The name “SlutWalk” was the topic of discussion at a forum on Friday, Sept. 30, where several faculty members from the U of M debated whether or not reclaiming the word slut could empower women.
“Obviously the name is provocative and confrontational, but it has had a mobilizing effect, and for that reason alone, in my opinion, it is successful,” argued Karen Busby, a professor in the faculty of law at the U of M and the director of the Centre for Human Rights Research.
Meena Krishnamurthy, a philosophy professor at the U of M, spoke against the idea of reclaiming the word “slut.”
She argued that “in promoting sexual promiscuity as a free choice,” the SlutWalk goal, to reclaim the word slut, ignores the circumstances of many vulnerable women, such as youth, sex workers, particularly those in less developed countries, and therefore does not promote genuine empowerment.
Jila Ghomeshi, associate professor in the department of linguistics, discussed whether reclaiming a word was possible “by the group to which it is pejoratively applied.”
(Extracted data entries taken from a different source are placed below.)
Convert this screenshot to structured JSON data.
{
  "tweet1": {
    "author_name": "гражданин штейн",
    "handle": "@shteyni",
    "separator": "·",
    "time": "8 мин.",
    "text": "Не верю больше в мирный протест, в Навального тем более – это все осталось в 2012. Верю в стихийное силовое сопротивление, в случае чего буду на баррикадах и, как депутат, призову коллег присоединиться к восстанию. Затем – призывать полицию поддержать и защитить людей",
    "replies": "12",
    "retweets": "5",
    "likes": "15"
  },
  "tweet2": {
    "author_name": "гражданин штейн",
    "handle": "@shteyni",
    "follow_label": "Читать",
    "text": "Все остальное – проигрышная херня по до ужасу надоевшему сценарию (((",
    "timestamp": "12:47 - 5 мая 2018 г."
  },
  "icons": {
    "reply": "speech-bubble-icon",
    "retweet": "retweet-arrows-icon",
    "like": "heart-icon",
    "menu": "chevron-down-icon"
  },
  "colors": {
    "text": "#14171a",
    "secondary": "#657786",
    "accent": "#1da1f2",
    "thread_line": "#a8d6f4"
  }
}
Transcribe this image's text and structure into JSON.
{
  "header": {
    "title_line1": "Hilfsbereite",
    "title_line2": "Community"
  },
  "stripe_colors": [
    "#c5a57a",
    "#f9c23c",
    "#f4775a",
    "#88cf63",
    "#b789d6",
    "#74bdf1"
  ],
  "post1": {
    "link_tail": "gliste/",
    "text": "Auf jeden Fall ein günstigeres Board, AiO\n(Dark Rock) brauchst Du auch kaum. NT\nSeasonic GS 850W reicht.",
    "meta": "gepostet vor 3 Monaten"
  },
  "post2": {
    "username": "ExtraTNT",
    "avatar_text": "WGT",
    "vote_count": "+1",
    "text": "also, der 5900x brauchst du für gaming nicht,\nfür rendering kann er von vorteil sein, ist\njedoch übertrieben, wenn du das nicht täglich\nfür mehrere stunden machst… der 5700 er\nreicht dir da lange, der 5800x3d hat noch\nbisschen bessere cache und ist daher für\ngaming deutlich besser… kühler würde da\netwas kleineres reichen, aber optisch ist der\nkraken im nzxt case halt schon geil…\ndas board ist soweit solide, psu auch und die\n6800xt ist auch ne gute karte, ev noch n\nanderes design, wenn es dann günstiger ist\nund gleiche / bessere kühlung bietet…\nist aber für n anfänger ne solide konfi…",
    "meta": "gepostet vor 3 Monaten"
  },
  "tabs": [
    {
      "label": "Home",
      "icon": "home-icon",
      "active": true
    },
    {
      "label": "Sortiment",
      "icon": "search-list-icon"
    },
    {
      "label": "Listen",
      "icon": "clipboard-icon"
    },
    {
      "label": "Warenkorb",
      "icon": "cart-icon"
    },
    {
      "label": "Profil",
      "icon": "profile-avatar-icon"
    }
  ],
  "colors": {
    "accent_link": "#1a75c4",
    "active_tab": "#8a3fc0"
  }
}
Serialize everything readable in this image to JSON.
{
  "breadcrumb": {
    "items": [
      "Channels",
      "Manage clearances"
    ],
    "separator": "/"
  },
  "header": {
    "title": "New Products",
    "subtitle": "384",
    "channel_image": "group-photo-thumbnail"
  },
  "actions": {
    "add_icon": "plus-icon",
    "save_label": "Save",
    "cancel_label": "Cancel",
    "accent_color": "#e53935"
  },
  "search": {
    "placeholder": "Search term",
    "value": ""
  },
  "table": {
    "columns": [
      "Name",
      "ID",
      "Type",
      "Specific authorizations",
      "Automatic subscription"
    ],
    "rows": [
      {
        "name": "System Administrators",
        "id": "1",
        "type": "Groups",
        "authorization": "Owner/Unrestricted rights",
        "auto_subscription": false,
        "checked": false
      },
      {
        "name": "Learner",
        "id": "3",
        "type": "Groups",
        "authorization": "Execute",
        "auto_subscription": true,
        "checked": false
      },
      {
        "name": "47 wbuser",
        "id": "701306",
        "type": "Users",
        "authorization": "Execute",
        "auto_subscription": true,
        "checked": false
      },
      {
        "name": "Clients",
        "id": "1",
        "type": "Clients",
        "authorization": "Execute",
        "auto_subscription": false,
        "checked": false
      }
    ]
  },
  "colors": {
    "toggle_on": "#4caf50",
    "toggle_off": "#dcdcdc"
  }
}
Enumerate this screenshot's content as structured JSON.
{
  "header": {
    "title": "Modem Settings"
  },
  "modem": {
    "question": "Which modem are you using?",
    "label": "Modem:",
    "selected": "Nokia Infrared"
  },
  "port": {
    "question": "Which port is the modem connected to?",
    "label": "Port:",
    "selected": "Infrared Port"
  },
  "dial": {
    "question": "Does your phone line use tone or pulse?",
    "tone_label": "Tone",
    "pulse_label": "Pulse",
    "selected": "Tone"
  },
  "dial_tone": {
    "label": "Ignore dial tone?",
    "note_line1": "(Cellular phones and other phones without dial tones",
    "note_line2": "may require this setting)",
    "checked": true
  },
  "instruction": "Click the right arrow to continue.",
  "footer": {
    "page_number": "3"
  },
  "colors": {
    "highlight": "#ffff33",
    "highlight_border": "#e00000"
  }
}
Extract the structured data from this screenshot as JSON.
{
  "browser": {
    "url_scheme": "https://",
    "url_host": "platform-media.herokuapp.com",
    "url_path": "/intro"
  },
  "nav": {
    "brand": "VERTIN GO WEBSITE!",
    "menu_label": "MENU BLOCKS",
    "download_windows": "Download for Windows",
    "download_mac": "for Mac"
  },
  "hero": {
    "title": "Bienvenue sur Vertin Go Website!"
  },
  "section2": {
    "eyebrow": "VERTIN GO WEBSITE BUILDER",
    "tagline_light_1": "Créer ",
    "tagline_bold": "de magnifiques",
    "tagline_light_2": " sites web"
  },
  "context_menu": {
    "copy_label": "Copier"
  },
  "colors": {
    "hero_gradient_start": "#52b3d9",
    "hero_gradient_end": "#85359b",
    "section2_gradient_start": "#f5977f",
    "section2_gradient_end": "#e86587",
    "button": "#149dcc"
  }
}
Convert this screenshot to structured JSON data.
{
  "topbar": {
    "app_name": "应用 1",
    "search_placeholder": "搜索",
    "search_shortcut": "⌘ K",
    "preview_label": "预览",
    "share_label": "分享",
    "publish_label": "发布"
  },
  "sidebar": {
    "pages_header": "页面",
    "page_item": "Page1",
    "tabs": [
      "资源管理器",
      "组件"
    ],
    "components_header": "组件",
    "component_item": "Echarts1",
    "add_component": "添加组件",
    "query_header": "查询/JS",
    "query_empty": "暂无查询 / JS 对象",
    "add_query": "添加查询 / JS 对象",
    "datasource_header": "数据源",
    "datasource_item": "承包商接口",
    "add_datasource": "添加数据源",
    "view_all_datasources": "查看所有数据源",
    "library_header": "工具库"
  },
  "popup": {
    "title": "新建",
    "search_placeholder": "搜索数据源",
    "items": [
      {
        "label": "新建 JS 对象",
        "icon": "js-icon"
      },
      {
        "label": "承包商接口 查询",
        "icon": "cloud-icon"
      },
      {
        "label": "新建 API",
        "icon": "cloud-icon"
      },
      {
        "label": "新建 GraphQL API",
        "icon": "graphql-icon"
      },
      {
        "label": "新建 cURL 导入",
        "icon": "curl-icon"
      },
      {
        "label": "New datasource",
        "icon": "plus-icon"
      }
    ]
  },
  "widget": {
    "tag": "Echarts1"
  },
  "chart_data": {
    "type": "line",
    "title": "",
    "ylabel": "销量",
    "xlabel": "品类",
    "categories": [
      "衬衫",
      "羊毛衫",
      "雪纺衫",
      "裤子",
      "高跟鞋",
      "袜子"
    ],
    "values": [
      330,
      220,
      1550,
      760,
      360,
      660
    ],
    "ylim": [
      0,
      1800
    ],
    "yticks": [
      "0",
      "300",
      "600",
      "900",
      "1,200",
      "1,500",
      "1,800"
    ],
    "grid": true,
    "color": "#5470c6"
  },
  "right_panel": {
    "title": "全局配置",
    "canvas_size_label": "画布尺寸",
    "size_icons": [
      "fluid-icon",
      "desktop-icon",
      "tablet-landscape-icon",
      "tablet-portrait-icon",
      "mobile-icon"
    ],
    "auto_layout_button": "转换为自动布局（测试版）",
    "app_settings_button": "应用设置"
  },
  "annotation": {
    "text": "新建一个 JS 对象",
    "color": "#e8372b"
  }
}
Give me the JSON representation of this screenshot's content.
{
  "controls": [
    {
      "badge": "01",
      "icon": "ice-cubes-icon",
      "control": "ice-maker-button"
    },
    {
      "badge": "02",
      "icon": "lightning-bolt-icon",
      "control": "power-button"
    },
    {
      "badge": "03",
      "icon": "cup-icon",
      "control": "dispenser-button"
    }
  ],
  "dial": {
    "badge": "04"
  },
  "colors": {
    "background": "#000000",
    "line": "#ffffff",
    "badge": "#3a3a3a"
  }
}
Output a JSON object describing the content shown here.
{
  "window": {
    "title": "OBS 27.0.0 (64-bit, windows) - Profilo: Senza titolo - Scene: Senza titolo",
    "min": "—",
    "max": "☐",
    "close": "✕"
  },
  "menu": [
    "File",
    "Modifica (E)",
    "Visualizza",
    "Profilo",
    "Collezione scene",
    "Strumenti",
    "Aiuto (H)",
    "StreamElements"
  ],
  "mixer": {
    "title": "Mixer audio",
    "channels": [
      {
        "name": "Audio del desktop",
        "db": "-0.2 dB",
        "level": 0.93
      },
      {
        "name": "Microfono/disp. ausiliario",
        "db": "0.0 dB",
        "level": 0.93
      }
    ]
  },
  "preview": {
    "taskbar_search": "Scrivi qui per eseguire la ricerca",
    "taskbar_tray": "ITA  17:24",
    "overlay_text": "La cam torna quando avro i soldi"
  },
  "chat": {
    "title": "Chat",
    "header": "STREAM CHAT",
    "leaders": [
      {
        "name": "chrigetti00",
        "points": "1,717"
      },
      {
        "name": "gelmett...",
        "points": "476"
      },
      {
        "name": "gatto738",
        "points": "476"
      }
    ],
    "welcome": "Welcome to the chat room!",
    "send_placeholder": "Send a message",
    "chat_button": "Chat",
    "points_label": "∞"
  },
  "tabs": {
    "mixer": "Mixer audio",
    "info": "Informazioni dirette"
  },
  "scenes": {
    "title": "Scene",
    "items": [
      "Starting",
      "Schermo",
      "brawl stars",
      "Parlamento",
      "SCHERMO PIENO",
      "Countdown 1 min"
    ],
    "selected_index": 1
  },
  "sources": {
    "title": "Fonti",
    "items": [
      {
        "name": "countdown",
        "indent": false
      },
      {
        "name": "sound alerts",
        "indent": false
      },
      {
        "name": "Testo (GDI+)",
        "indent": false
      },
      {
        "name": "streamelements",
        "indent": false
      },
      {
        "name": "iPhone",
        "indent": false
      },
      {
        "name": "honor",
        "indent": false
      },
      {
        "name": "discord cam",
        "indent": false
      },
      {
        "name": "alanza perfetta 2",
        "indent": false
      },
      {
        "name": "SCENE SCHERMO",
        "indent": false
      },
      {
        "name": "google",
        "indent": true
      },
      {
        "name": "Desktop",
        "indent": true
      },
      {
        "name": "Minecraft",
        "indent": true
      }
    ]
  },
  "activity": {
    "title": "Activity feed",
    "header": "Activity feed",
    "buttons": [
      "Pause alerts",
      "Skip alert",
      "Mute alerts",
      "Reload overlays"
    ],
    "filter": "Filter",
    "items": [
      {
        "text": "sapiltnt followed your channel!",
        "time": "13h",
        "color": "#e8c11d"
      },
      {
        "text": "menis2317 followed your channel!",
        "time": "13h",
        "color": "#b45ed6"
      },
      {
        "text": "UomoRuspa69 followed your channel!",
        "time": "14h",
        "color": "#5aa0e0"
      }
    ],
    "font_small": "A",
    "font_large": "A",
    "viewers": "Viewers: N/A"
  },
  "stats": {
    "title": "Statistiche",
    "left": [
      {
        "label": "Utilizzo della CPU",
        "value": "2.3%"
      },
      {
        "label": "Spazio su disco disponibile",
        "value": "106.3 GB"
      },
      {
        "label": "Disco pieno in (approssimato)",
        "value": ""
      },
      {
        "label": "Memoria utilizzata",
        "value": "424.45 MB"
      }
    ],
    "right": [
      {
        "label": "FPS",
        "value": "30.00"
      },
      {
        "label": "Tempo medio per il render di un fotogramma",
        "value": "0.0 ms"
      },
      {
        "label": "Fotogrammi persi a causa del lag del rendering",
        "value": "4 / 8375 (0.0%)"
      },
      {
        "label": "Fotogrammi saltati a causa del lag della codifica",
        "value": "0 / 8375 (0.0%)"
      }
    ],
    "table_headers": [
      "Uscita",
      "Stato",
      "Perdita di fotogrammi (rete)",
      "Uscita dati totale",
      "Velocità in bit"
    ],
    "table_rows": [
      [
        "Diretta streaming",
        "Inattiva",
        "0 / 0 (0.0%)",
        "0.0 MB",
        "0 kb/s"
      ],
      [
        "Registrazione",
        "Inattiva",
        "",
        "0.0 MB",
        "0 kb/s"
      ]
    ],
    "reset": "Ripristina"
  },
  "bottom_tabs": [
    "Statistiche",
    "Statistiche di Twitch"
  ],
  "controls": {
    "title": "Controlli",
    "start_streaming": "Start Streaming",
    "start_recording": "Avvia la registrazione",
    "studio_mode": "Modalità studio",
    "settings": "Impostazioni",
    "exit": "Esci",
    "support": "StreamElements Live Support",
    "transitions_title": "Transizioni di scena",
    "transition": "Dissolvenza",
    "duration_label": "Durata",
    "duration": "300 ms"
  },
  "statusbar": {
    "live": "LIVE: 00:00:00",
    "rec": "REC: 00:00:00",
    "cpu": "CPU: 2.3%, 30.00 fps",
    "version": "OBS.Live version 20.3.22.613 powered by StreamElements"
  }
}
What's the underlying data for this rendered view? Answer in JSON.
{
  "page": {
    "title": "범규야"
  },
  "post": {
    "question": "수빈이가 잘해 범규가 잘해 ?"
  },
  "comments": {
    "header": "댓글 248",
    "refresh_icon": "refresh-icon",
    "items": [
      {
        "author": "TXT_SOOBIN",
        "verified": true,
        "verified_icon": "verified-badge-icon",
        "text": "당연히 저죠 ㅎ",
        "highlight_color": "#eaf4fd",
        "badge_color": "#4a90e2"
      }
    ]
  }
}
Ghomeshi concluded it was impossible to rid a word of its “history of use.”
“If [a word] has been used as an insult, it will remain an insult in the mouths of people who wish to deride, to hurt or to demean.”
Brenda Austin-Smith, an associate professor in department of English and film studies, said she admired the energy and creativity of the SlutWalks but that as a movement it was not radical enough.
“Sexual autonomy in and of itself does not translate automatically into any other form of lasting social power,” Austin-Smith stated.
Take Back the Night (TBTN), another women’s rights march, has been a global event for decades, with one staged in Winnipeg for the past several years. This year’s march will take place Oct. 20.
Bre Woligroski, a member of the feminist collective FemRev and an organizer of this year’s Take Back The Night event, explained that TBTN hopes to raise issues around community safety, violence against women and sexual assault, as well as violence surrounding missing and murdered aboriginal women, an aspect that SlutWalk “doesn’t necessarily address.”